La Scuola è l’Istituto Comprensivo Candia di via Polesine che per ironia della sorte, si trova a
due passi dalla sede dell’USR Lombardia. Dal 12 febbraio 2018 l’Istituto è senza la dirigente
reggente, revocata dall’USR con effetto immediato e sostituita con una dirigente che
ancora oggi non ha messo piede a scuola né ha mai formalizzato la presa di servizio.
Nessuna firma, nessuna delega da parte della nuova Dirigente per consentire di gestire
almeno l’emergenza .Quindi non si possono stipulare i contratti di docenti e personale Ata a
tempo determinato già assunti che lavorano senza ricevere lo stipendio, non si possono
coprire i posti vacanti mettendo a rischio la normale attività didattica, la pulizia, la vigilanza
e la sicurezza.
Non si possono incassare i finanziamenti ricevuti, instaurare rapporti esterni con la Ragioneria
territoriale, con l’Ente Locale, con l’Inps, con l’Inail, pagare la Cooperativa che fornisce gli
educatori.
In poche parole, come denunciato dalla FLC Cgil di Milano, riteniamo gravissimo che l’USR
della Lombardia si dichiari impotente ad intervenire in una situazione come quella dell’ICS
Candia di Milano dove la continuità dell’azione amministrativa risulta gravemente
compromessa e interrotta dall’assenza del dirigente scolastico ivi assegnato dal 12 febbraio
2018.
Non si può lasciare la gestione dell’ordinaria e straordinaria gestione di un Istituto complesso
qual è l’ICS Candia sulle spalle di una docente con semi esonero e poche deleghe
assegnate in questi ultimi giorni, del DSGA e di tutto il personale della scuola.
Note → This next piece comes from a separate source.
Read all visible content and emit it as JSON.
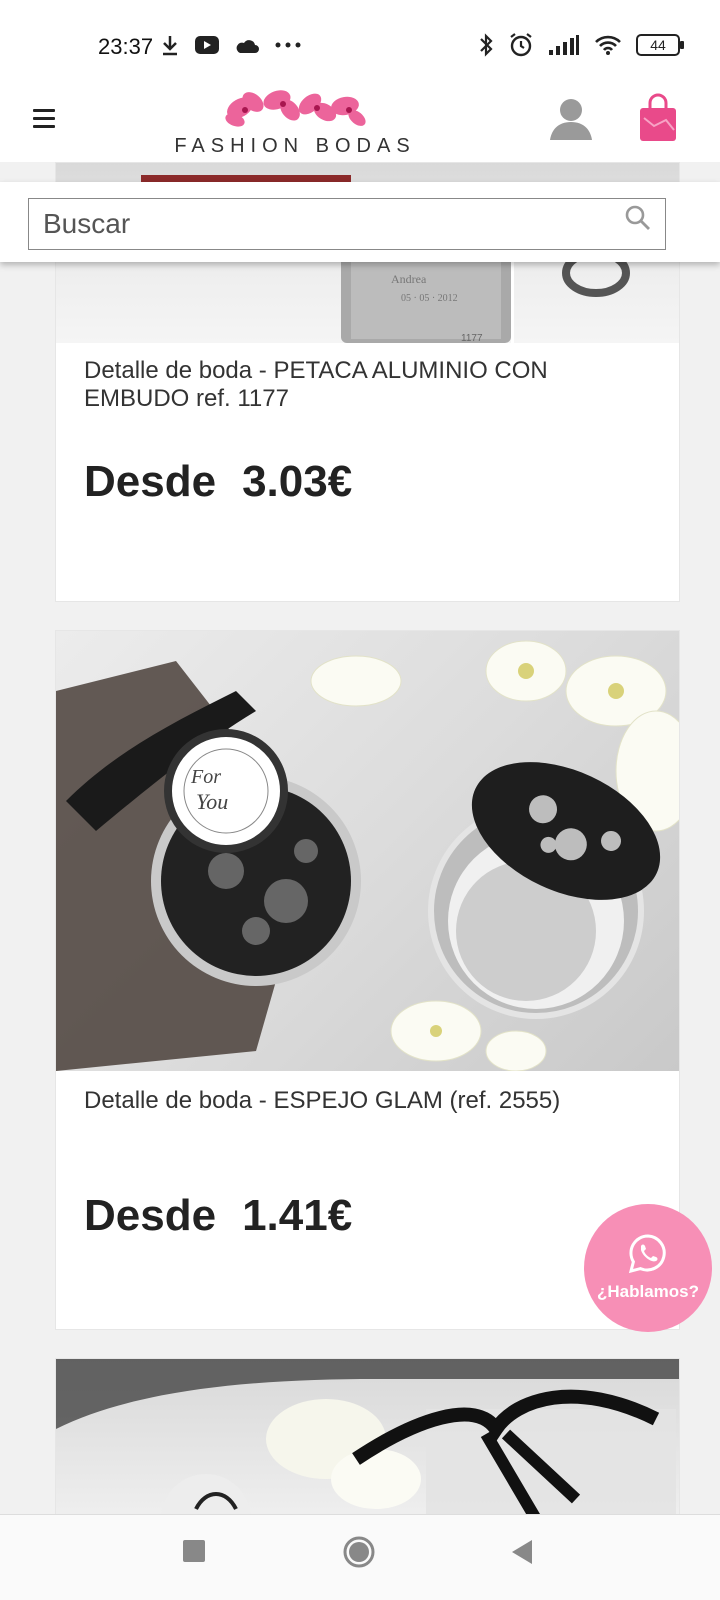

Se non risulta
possibile intervenire con gli strumenti dell’ordinaria amministrazione, l’USR della Lombardia ha
il dovere di mettere in campo tutti gli strumenti dell’emergenza e della straordinarietà.
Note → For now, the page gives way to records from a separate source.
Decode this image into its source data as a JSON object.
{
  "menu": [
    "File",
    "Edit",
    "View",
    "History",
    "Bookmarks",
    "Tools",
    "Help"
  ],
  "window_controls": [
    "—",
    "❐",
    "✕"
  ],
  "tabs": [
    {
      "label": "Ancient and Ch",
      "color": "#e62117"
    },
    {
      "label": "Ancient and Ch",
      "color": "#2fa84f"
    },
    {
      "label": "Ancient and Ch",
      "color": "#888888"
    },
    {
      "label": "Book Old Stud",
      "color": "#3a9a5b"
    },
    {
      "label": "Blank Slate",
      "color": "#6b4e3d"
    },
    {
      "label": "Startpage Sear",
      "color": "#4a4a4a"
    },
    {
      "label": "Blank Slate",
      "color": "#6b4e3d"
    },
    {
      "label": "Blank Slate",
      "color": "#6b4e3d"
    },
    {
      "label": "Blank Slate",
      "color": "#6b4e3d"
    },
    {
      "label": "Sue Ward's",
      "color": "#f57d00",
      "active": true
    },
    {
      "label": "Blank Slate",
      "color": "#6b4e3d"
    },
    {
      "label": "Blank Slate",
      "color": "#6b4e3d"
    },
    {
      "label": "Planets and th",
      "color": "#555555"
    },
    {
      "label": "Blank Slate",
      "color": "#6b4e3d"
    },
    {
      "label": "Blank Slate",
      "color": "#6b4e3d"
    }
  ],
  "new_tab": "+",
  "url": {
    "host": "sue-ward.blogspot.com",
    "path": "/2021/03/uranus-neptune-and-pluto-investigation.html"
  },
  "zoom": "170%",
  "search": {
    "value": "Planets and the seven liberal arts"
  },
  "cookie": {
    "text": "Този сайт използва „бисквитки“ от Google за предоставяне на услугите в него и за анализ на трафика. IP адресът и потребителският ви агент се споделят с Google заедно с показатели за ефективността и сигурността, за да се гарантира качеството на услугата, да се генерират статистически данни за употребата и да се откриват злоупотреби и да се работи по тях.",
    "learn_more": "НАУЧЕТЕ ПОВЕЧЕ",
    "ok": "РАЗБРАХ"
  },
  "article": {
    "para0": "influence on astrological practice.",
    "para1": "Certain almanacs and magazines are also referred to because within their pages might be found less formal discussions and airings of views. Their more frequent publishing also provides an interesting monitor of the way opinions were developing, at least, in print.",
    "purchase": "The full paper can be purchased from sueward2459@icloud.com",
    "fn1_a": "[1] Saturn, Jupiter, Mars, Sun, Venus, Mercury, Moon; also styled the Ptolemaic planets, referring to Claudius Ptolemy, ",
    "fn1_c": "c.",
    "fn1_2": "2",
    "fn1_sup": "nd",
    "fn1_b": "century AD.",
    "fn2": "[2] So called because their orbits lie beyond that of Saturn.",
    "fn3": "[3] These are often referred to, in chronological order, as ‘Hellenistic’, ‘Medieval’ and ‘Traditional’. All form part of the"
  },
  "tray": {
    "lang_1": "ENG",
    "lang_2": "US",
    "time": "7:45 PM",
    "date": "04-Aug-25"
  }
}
Era questo quello che ieri la Flc Cgil di Milano aveva l’intenzione di proporre e chiedere
all’USR nel tentativo di conciliazione avviato dinnanzi al Prefetto.
A quell’incontro l’USR della Lombardia non si è presentato.
Nel contempo il rinvio da parte del Giudice a decidere sulla sospensiva chiesta dalla nuova
Dirigente assegnata all’ICS Candia complica e rende più difficile trovare una via d’uscita.
I genitori in queste ore, minacciando anche l’azione legale, hanno inviato una dura presa di
posizione all’USR Lombardia, chiedendo in ogni caso un’assunzione piena di responsabilità
per uscire dalla grave situazione in cui è stata abbandonata la scuola.
La FLC Cgil di Milano, dopo l’esito negativo della conciliazione tentata in Prefettura, non
farà mancare l’appoggio ai lavoratori e lavoratrici della scuola.
Dopo la proclamazione dello stato di agitazione, verranno coinvolti docenti e personale
ATA, per mettere in atto ogni iniziativa, compreso lo sciopero affinché sia trovata in tempi
brevi una via d’uscita, garantendo il ritorno alla normalità, alla ripresa dell’ ordinaria attività
didattica e amministrativa, nel rispetto dei diritti di tutti, di chi lavora e di chi studia.